La questione che si è posta nella prassi è, da un lato, quali ricorsi per la liquidazione giudiziale siano ostativi alla Cnc e agli strumenti giudiziali (ossia, se i soli ricorsi proposti dai debitori in proprio o anche quelli di creditori, pubblico ministero e organi di controllo) e, dall’altro, se il giudice adito possa rilevare incidenter tantum lo stato di insolvenza dell’imprenditore indipendentemente dalla presentazione di una domanda di liquidazione giudiziale, sull’assunto che presupposto oggettivo della Cnc sia il solo stato di crisi, distinto dallo stato di insolvenza.

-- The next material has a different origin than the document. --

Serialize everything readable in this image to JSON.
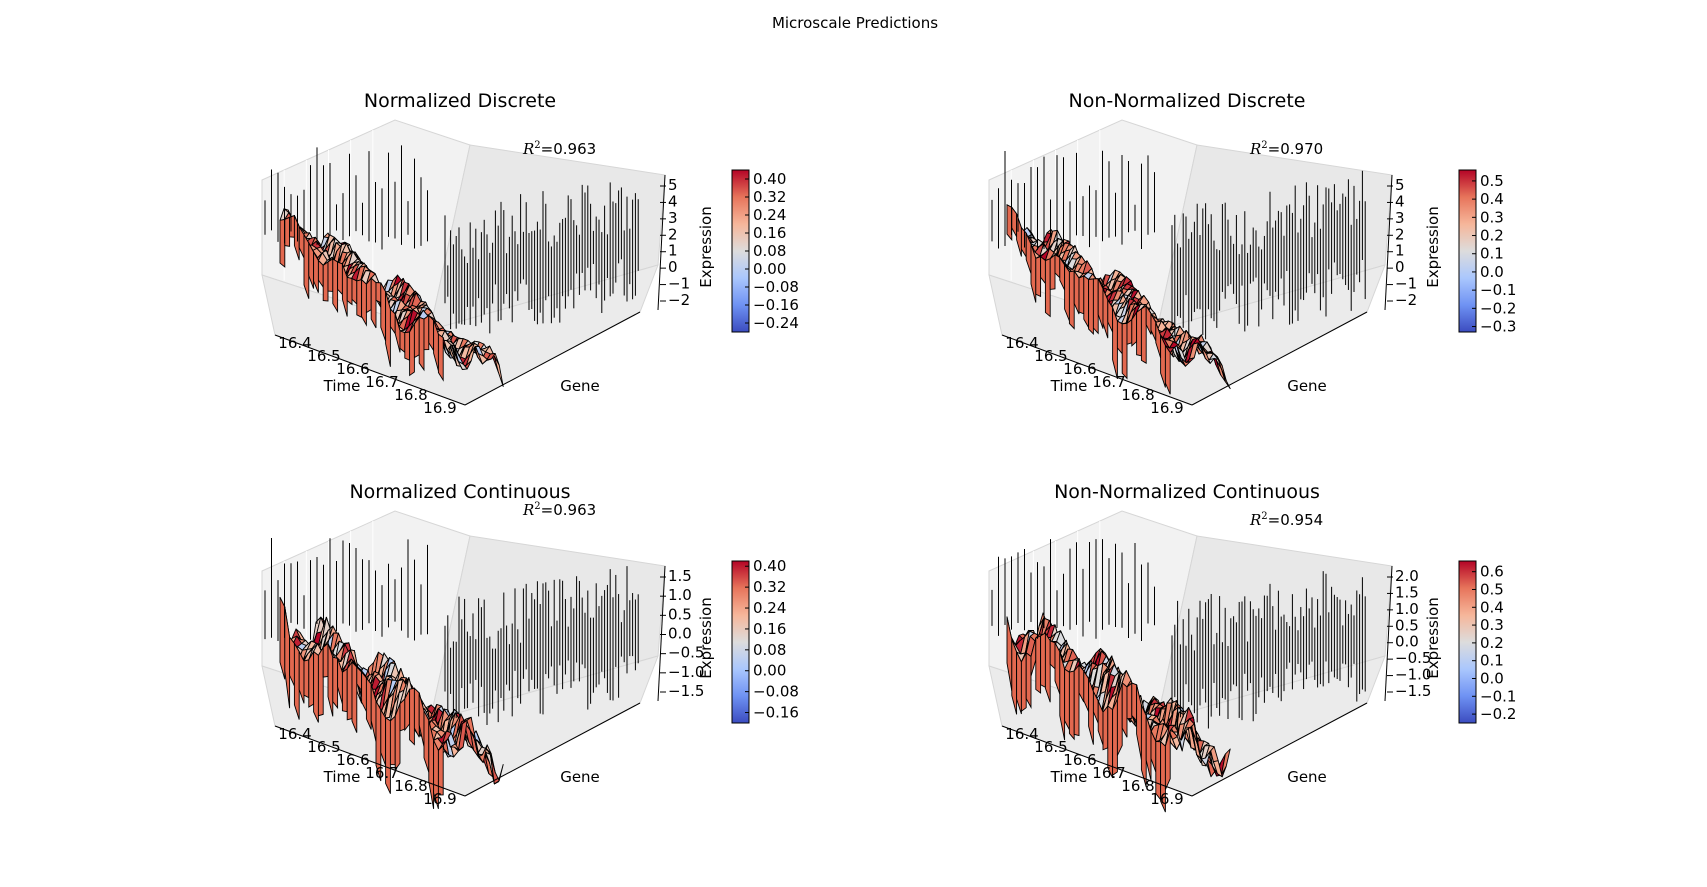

Presso alcuni tribunali, in conformità ad alcuni contributi apparsi in dottrina, sta prevalendo la tesi restrittiva, secondo cui solo i ricorsi proposti dal debitore sono ostativi alla Cnc. Questa interpretazione, fondata sulla lettera dell’articolo 17, comma 3, lettera d), parrebbe risolversi in una falsa applicazione dell’articolo 25-quinquies, che non distingue tra ricorsi per la liquidazione giudiziale proposti in proprio o da terzi. Del resto, appare poco verosimile che un debitore proponga un ricorso “preliquidatorio” e, successivamente (prima che il tribunale abbia provveduto), chieda l’accesso alla Cnc.

Più problematica appare, invero, l’altra questione, ossia se ostativa alla presentazione dell’istanza sia la sussistenza formale (e dichiarata) di una domanda di preliquidazione (quale che sia) ovvero se, in ogni caso, il tribunale possa accertare incidentalmente la sussistenza sostanziale di uno stato di insolvenza, ostativo alla concessione delle misure giudiziali.

Alle prime pronunce che hanno rigettato la richiesta di misure giudiziali in caso di stato di insolvenza del debitore accertato incidentalmente dal tribunale (Tribunale di Siracusa, 14 settembre 2022), rigetto al quale dovrebbe seguire la segnalazione al pubblico ministero (articolo 38, comma 2), si sta contrapponendo un orientamento più favorevole, capeggiato da Tribunale di Bologna, 8 novembre 2022.

Quest’ultimo orientamento, oltre a evidenziare la “scivolosità” di una rigida distinzione dello stato di crisi da quello di insolvenza, valorizza una interpretazione dell’articolo 21 – nella parte in cui distingue tra gestione dell’impresa «in stato di crisi» e gestione in stato di insolvenza «nel prevalente interesse dei creditori» (articolo 21, comma 1) – secondo la quale lo stato di insolvenza rilevante nella Cnc non è solo quello successivo all’adozione della procedura ma anche quello preesistente, così da non esserne ostativo.